Page:Gautier - Le Roman de la momie, Fasquelle, 1899.djvu/276

La bibliothèque libre.
Cette page a été validée par deux contributeurs.

Quand elle se présenta à la porte du palais, les soldats ne la battirent plus comme la première fois ; elle avait déjà du crédit, et l’oëris de garde la fit entrer tout de suite. Timopht la conduisit au Pharaon.

Lorsqu’il aperçut l’immonde vieille qui rampait vers son trône comme un insecte à moitié écrasé, le roi se souvint de sa promesse et donna ordre qu’on ouvrît une des chambres de granit à la Juive, et qu’on l’y laissât prendre autant d’or qu’elle en pourrait porter.

Timopht, en qui Pharaon avait confiance et qui connaissait le secret de la serrure, ouvrit la porte de pierre.

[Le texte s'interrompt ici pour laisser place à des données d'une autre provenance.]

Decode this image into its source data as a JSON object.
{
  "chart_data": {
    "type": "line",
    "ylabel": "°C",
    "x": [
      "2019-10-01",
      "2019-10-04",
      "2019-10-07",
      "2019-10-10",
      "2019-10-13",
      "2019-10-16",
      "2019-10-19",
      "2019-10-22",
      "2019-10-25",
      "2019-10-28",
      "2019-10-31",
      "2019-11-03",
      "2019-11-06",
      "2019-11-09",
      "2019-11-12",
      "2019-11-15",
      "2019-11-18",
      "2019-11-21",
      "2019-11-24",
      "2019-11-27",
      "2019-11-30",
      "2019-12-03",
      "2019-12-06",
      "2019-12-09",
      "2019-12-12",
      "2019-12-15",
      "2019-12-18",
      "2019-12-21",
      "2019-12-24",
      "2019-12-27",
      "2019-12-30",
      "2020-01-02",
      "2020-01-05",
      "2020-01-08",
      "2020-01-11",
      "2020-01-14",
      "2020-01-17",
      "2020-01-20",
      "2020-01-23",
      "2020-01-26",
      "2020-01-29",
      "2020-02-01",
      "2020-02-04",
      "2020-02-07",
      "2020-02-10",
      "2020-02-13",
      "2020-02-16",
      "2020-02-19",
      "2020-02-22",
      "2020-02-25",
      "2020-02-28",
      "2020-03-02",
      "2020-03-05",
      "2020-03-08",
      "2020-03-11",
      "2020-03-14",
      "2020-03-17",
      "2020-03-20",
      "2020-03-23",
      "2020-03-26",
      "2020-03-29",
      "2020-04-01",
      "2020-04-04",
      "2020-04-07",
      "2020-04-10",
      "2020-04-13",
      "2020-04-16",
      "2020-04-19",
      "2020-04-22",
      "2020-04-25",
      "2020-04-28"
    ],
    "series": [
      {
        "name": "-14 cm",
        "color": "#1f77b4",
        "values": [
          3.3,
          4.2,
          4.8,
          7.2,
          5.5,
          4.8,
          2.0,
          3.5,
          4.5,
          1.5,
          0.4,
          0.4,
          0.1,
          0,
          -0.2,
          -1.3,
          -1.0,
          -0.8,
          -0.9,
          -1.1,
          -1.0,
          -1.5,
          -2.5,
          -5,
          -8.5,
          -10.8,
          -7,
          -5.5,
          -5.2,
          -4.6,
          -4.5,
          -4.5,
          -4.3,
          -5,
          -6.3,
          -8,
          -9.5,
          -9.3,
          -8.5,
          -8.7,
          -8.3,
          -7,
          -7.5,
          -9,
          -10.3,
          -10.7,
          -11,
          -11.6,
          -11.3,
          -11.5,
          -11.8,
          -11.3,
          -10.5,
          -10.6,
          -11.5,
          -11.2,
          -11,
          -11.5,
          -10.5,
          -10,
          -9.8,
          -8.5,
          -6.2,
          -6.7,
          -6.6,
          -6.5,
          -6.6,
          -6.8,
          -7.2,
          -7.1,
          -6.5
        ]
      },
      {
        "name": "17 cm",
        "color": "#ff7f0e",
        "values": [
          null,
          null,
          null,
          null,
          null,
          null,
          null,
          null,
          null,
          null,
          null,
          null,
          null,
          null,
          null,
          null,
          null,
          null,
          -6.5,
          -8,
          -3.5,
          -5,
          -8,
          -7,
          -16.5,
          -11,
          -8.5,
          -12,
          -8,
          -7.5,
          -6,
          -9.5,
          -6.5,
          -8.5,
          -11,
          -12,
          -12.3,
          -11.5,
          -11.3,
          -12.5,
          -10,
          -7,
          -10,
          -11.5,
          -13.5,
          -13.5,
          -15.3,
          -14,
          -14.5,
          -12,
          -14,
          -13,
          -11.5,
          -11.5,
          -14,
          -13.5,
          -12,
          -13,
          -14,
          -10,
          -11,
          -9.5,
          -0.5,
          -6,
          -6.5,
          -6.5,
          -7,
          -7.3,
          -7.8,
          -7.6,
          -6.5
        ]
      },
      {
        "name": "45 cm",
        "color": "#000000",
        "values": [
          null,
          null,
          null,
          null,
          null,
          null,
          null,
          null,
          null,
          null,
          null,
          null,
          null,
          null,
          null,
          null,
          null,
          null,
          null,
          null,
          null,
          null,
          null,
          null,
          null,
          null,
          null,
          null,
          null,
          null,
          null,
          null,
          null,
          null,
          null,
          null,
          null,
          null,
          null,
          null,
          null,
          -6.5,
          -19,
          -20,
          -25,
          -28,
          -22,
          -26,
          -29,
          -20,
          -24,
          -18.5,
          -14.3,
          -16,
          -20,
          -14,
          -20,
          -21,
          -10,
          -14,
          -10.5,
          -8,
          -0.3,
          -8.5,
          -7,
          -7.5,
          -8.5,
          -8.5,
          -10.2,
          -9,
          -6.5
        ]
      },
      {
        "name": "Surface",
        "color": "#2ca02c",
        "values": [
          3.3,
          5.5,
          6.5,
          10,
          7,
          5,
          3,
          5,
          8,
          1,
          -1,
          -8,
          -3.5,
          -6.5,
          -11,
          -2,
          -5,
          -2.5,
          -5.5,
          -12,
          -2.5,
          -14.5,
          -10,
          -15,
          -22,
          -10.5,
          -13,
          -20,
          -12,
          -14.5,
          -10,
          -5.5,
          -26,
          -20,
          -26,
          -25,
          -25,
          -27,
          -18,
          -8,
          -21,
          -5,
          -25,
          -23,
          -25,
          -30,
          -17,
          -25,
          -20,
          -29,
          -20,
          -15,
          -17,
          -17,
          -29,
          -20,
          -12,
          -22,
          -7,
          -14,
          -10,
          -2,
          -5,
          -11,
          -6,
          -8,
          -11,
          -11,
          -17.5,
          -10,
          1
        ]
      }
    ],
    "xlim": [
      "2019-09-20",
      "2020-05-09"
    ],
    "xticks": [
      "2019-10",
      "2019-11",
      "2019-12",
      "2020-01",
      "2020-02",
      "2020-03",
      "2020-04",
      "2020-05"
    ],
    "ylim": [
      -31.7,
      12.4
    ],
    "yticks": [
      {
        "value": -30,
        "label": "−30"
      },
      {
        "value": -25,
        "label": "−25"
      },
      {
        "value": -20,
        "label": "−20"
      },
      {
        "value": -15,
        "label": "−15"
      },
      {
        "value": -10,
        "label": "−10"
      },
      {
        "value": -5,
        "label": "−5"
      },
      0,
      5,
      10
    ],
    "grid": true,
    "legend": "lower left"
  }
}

L’immense tas d’or étincela sous un rayon de soleil ; mais l’éclair du métal ne fut pas plus brillant que le regard de la vieille ; ses prunelles jaunirent et scintillèrent étrangement. Après quelques minutes de contemplation éblouie, elle releva les manches de sa tunique rapiécée, mit à nu ses bras secs dont les muscles saillaient comme des cordes, et que plissaient à la saignée d’innombrables rides ; puis elle ouvrit et referma ses doigts recourbés, pareils à des serres de griffon, et se lança sur l’amas de sicles d’or avec une avidité farouche et bestiale.